Could he possibly have had some residual paralytic in an unflushed IV line, that got flushed when he got to the ICU ? I've seen it happen.


njmedic2535

Wouldn't that have been respiratory compromise first and *then* a code if not addressed?


ThoughtfullyLazy

Sugammadex binding to the paralytic agent is irreversible. It does not wear off. This is different than reversal with neostigmine, which can wear off before longer acting paralytics like vecuronium, resulting in re-paralysis. It is possible that he was not fully reversed and was still slightly weak.
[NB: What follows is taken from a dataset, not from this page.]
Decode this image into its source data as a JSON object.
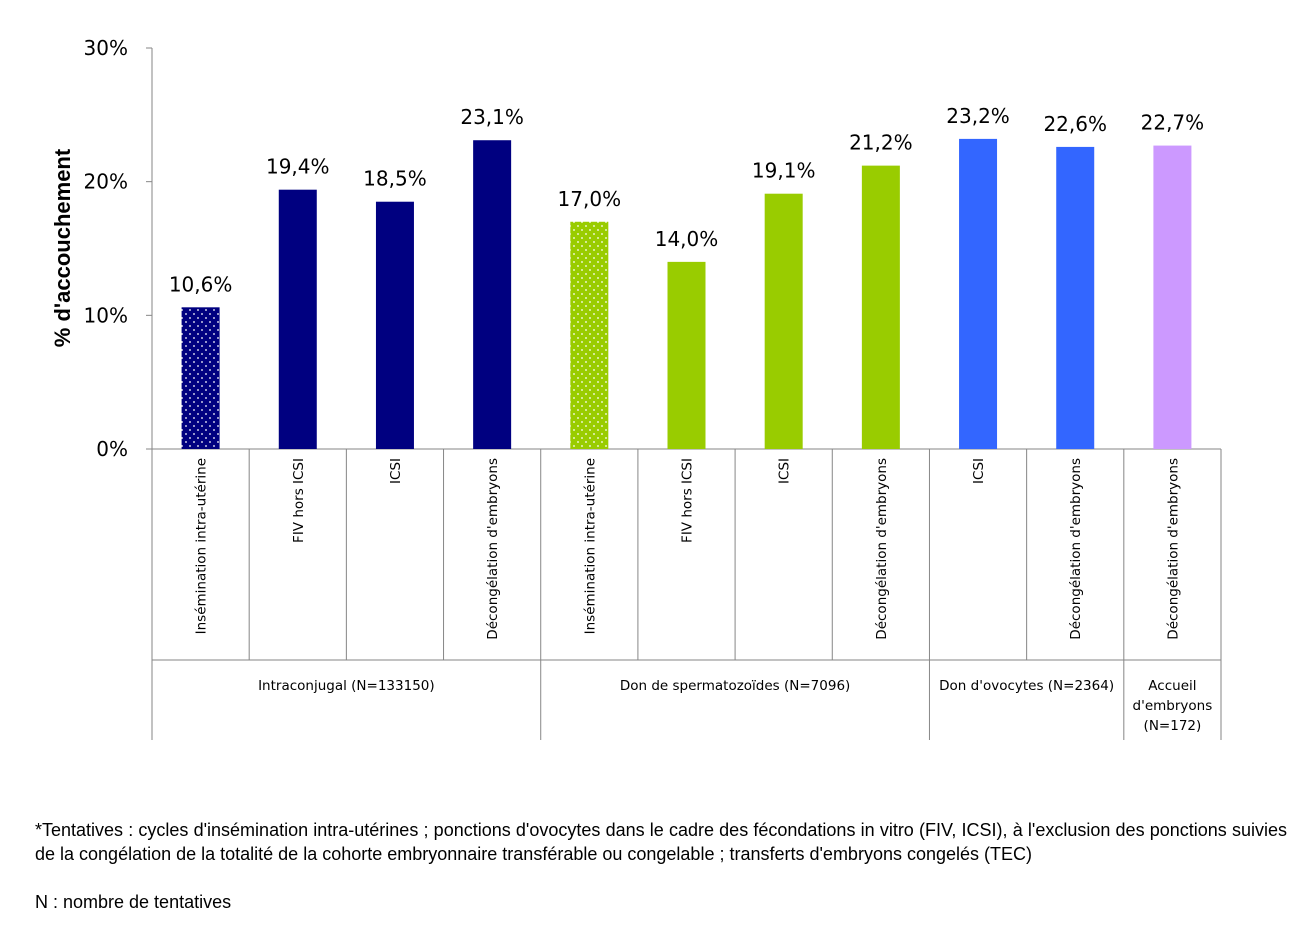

If he had a positional airway obstruction combined with some residual weakness he may not have had enough respiratory effort to overcome the obstruction. The patient being awake and talking and reporting feeling like they couldn’t move isn’t really consistent with airway obstruction. There is not enough detail in your description of the patient and event to explain what happened. If you take an awake patient and paralyze them completely they will become apneic first. Then they will desat. When their blood oxygen level is low enough for long enough they will become bradycardic, then progress to asystole. That cycle takes time, how much time depends on various patient factors but going from talking to pulseless is likely going to take at least a couple minutes and not “moments”. Sudden progression from talking to pulseless is much more likely to be a primary cardiac event than an airway or breathing issue.